Monday, April 28, 2014

Custom Splunk monitor parameters in Puppet

I'm using the example42 Splunk Puppet module from Puppet Forge, which is great for installing Splunk but doesn't list on its Forge page how to create a custom monitor:

# https://github.com/example42/puppet-splunk/blob/master/manifests/input/monitor.pp
splunk::input::monitor { "messages":
  path => "/var/log/messages",
  index => "main",
  sourcetype => "messages",
  ignoreOlderThan => "2d",
  blacklist => "\.(txt|gz|bz2)",
}

I had to hunt through the github repo for this module to figure out the above code.  You add this as a separate class from the main install class.  Hopefully this quick post will help someone in the future!

Puppet Exported Resources

As part of my job I'm installing Bacula via Puppet. The server component of Bacula requires a definition for each client that it pulls data from. One way to manage this is to create a directory in the bacula configuration directory and parse every *.conf file within:

# include everything in /etc/bacula/clients
# this is where backup clients (fd or file daemons in bacula terminology) put their configuration
@|"find /etc/bacula/clients -name '*.conf' -type f -exec echo @{} \;"

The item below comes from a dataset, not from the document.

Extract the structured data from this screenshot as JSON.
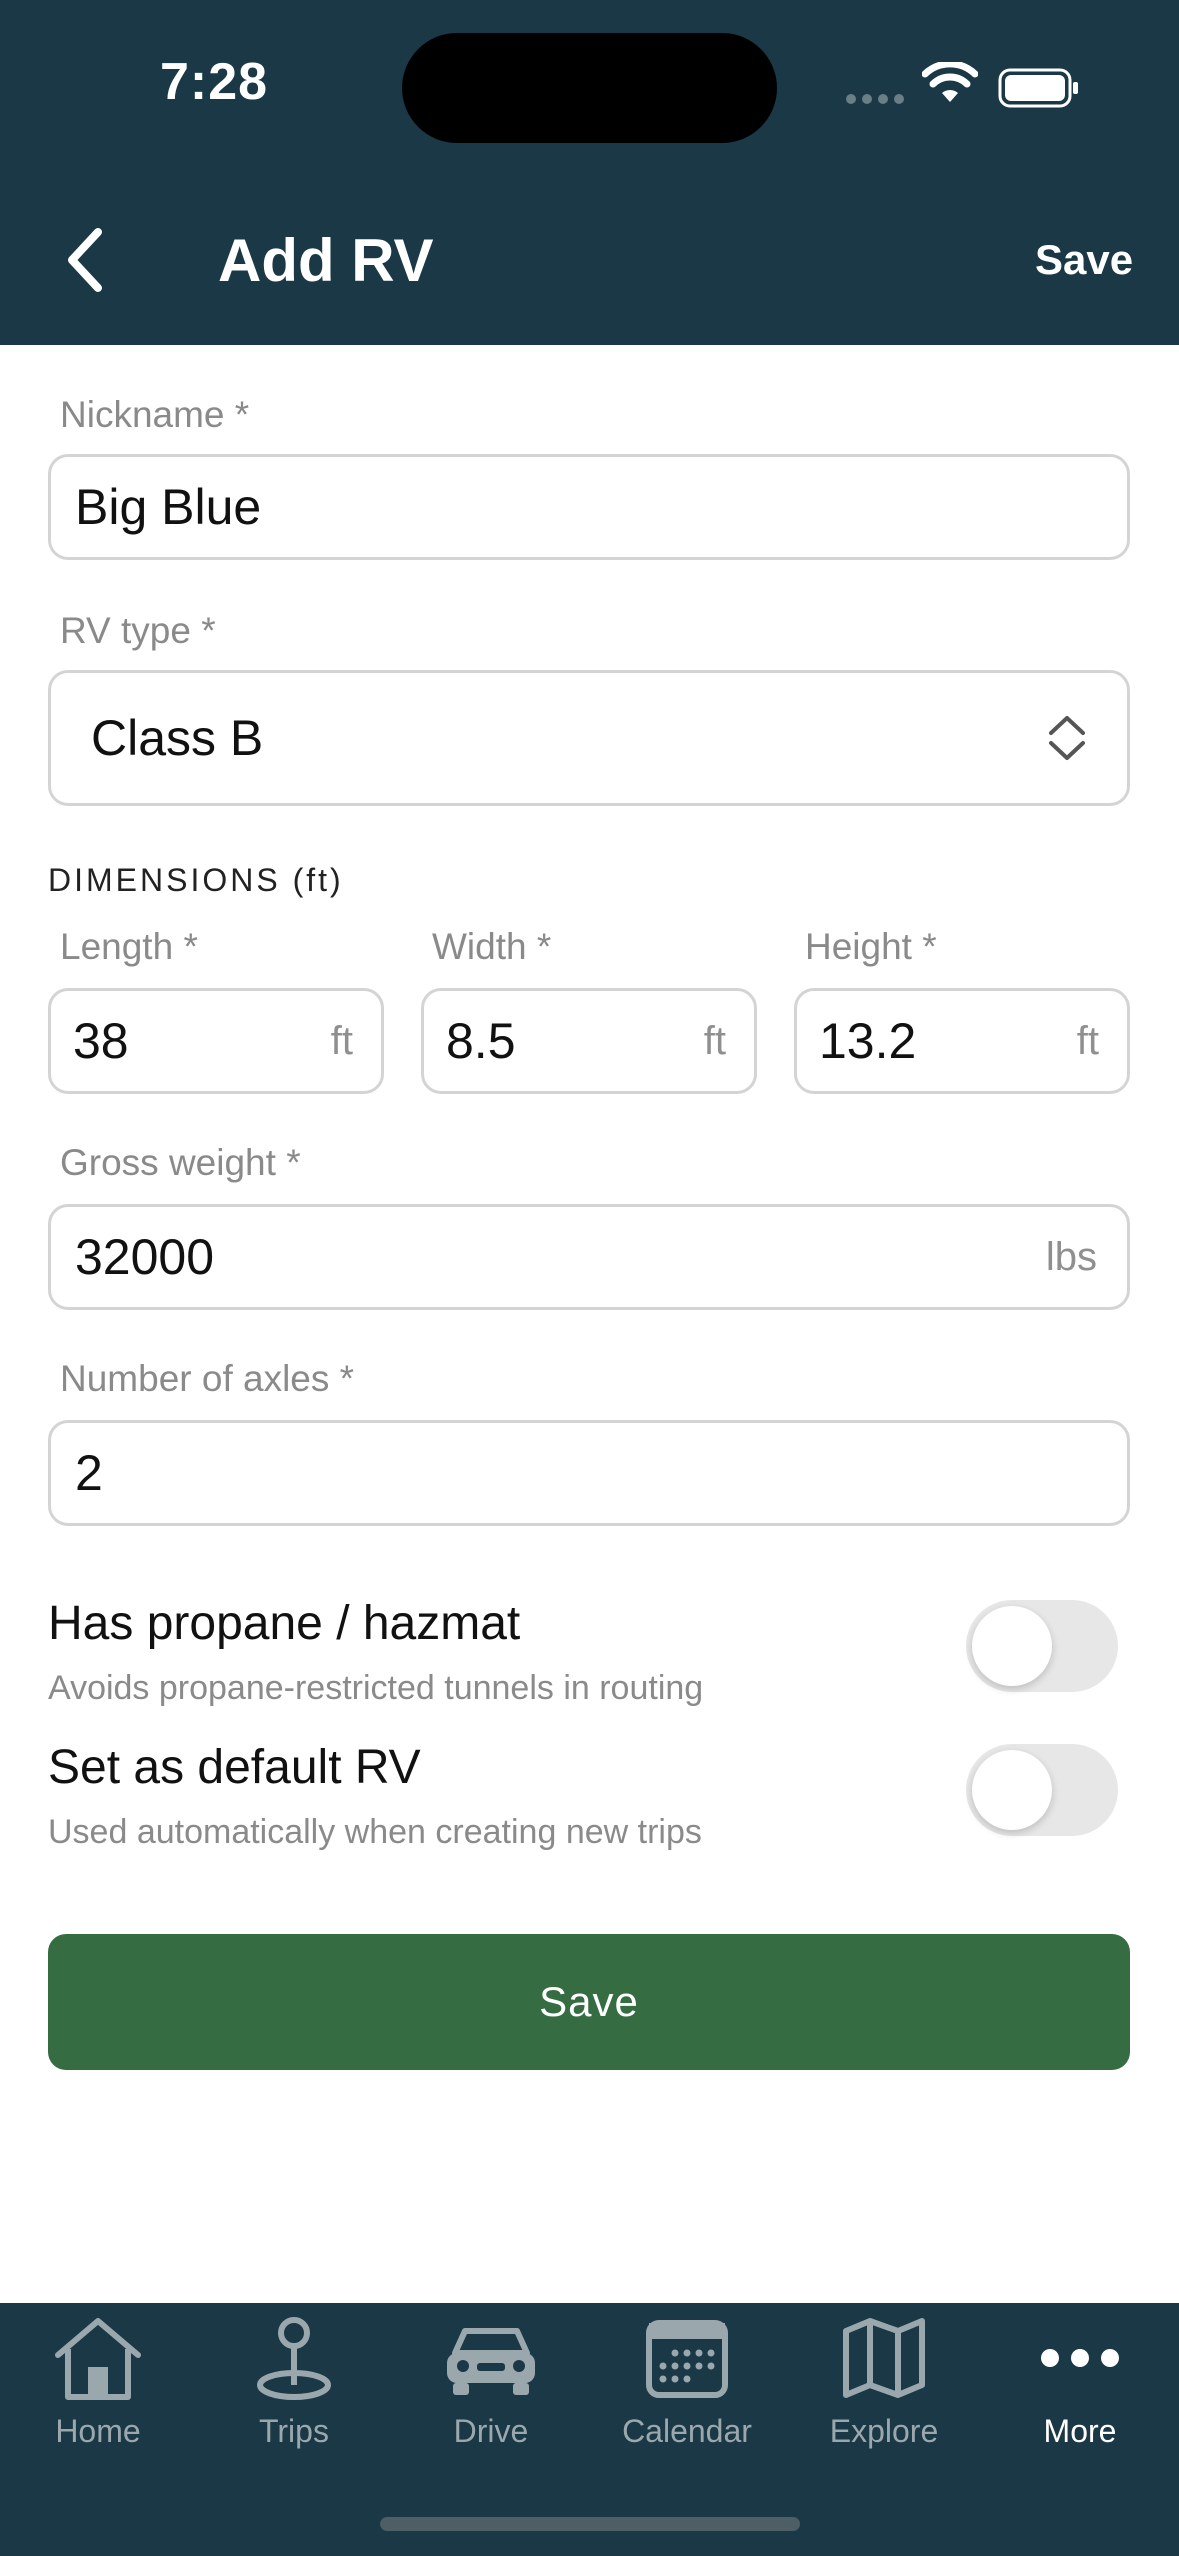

To manage this in Puppet you would either have to manually use a template file for each client computer, which could work for smaller deployments. If you have more than a couple of clients you really need something more automated and elegant.

Enter Puppet's "Exported Resources".  These nifty bits of code are a way of saying "for each computer that has puppet class X installed, do something".  You need PuppetDB for this to work, as Puppet queries the stored data about each computer when the "collector" class is run.

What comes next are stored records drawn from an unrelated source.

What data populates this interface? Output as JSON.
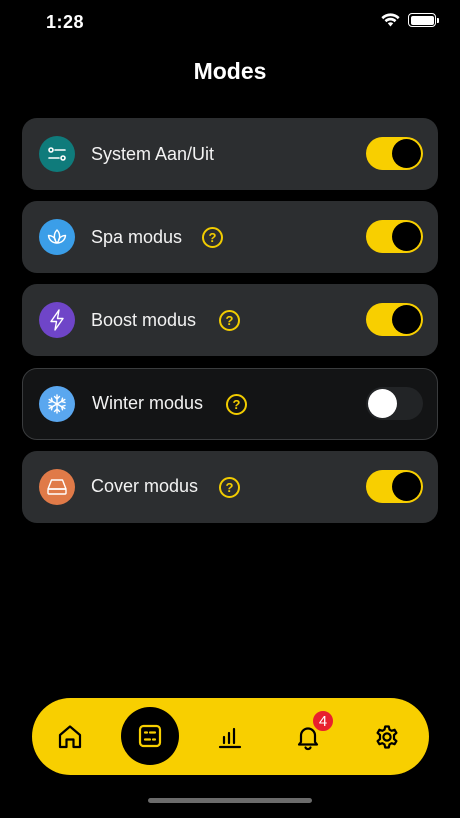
{
  "status_bar": {
    "time": "1:28"
  },
  "page": {
    "title": "Modes"
  },
  "modes": [
    {
      "label": "System Aan/Uit",
      "enabled": true,
      "has_help": false,
      "icon": "sliders-icon",
      "icon_color": "#0f7b7b"
    },
    {
      "label": "Spa modus",
      "enabled": true,
      "has_help": true,
      "icon": "lotus-icon",
      "icon_color": "#3b9ee8"
    },
    {
      "label": "Boost modus",
      "enabled": true,
      "has_help": true,
      "icon": "lightning-icon",
      "icon_color": "#6f45c8"
    },
    {
      "label": "Winter modus",
      "enabled": false,
      "has_help": true,
      "icon": "snowflake-icon",
      "icon_color": "#5aa7ef"
    },
    {
      "label": "Cover modus",
      "enabled": true,
      "has_help": true,
      "icon": "cover-icon",
      "icon_color": "#e07a48"
    }
  ],
  "help_symbol": "?",
  "nav": {
    "items": [
      "home-icon",
      "modes-icon",
      "stats-icon",
      "bell-icon",
      "gear-icon"
    ],
    "active": "modes-icon",
    "notification_count": "4"
  },
  "colors": {
    "accent": "#f8cf00",
    "card": "#2c2e30",
    "badge": "#e8202e"
  }
}
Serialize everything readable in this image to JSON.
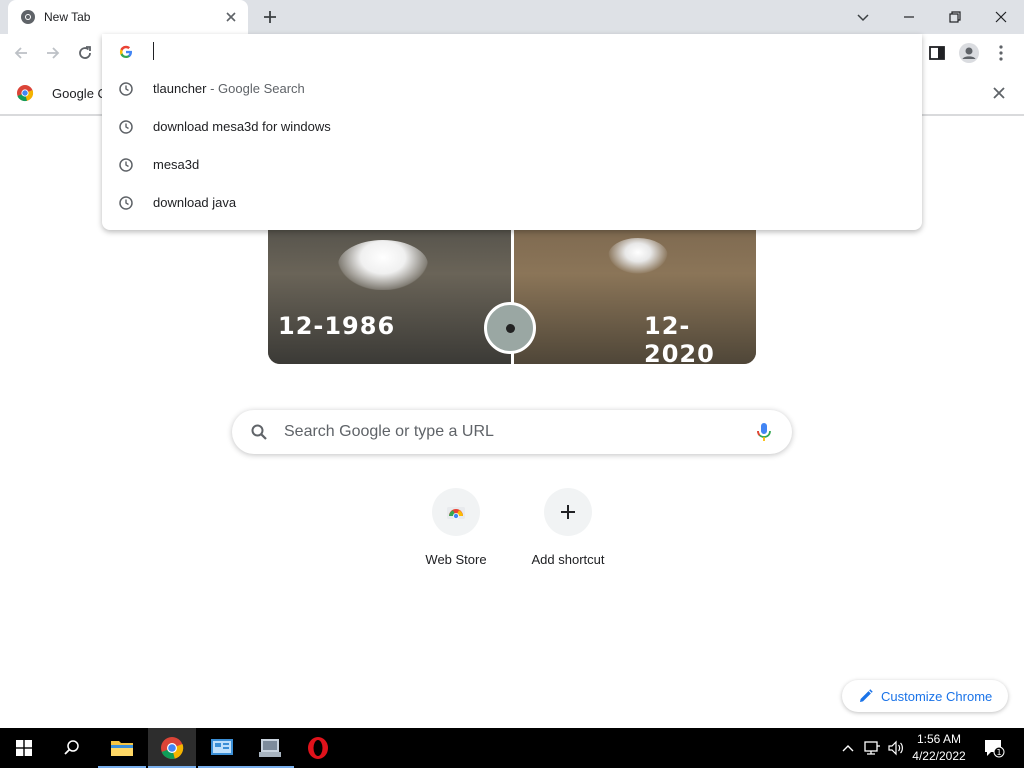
{
  "browser": {
    "tab": {
      "title": "New Tab"
    },
    "infobar": {
      "text": "Google C"
    }
  },
  "omnibox": {
    "suggestions": [
      {
        "text": "tlauncher",
        "suffix": " - Google Search"
      },
      {
        "text": "download mesa3d for windows",
        "suffix": ""
      },
      {
        "text": "mesa3d",
        "suffix": ""
      },
      {
        "text": "download java",
        "suffix": ""
      }
    ]
  },
  "doodle": {
    "left_date": "12-1986",
    "right_date": "12-2020"
  },
  "search": {
    "placeholder": "Search Google or type a URL"
  },
  "shortcuts": [
    {
      "label": "Web Store",
      "icon": "chrome-web-store-icon"
    },
    {
      "label": "Add shortcut",
      "icon": "plus-icon"
    }
  ],
  "customize": {
    "label": "Customize Chrome"
  },
  "taskbar": {
    "clock": {
      "time": "1:56 AM",
      "date": "4/22/2022"
    },
    "notification_count": "1"
  },
  "colors": {
    "accent": "#1a73e8",
    "tabstrip": "#dee1e6",
    "taskbar": "#000000"
  }
}
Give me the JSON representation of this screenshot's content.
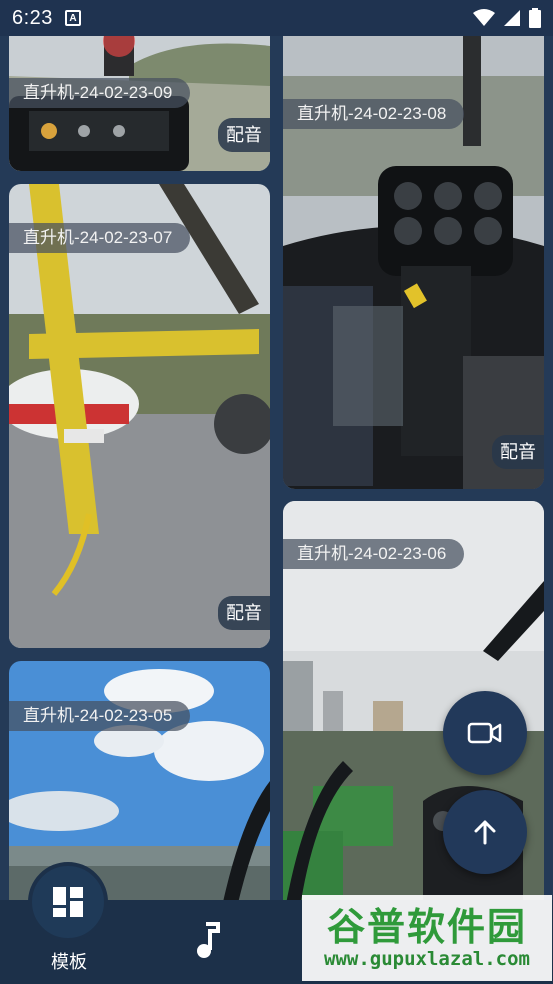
{
  "status_bar": {
    "time": "6:23",
    "notif_icon_letter": "A"
  },
  "cards": [
    {
      "title": "直升机-24-02-23-09",
      "dub": "配音"
    },
    {
      "title": "直升机-24-02-23-08",
      "dub": "配音"
    },
    {
      "title": "直升机-24-02-23-07",
      "dub": "配音"
    },
    {
      "title": "直升机-24-02-23-06",
      "dub": ""
    },
    {
      "title": "直升机-24-02-23-05",
      "dub": ""
    }
  ],
  "nav": {
    "template_label": "模板"
  },
  "watermark": {
    "main": "谷普软件园",
    "url": "www.gupuxlazal.com"
  },
  "colors": {
    "background": "#243a57",
    "nav_bg": "#1c3049",
    "fab_bg": "#22395a"
  }
}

First you have to define a resource to export.  This doesn't get instantiated when you run the "client" module, so it won't create anything on the client.  Here's a quick example:

  # this resource can then be exported using the @@ directive
  # and collected by the bacula_server class to actually create the
  # required files on the server side
  define bacula_client_config (

    $client_hostname,
    $dirs_to_backup,
    $backup_schedule,

  ) {

    file { "/etc/bacula/clients/${client_hostname}.conf":
      ensure  => present,
      owner   => "bacula",
      group   => "bacula",
      mode    => 0755,
      content => template("example/bacula-client.conf.erb"),
    }

  }

The parameters in the definition are simply data to be filled in by the template.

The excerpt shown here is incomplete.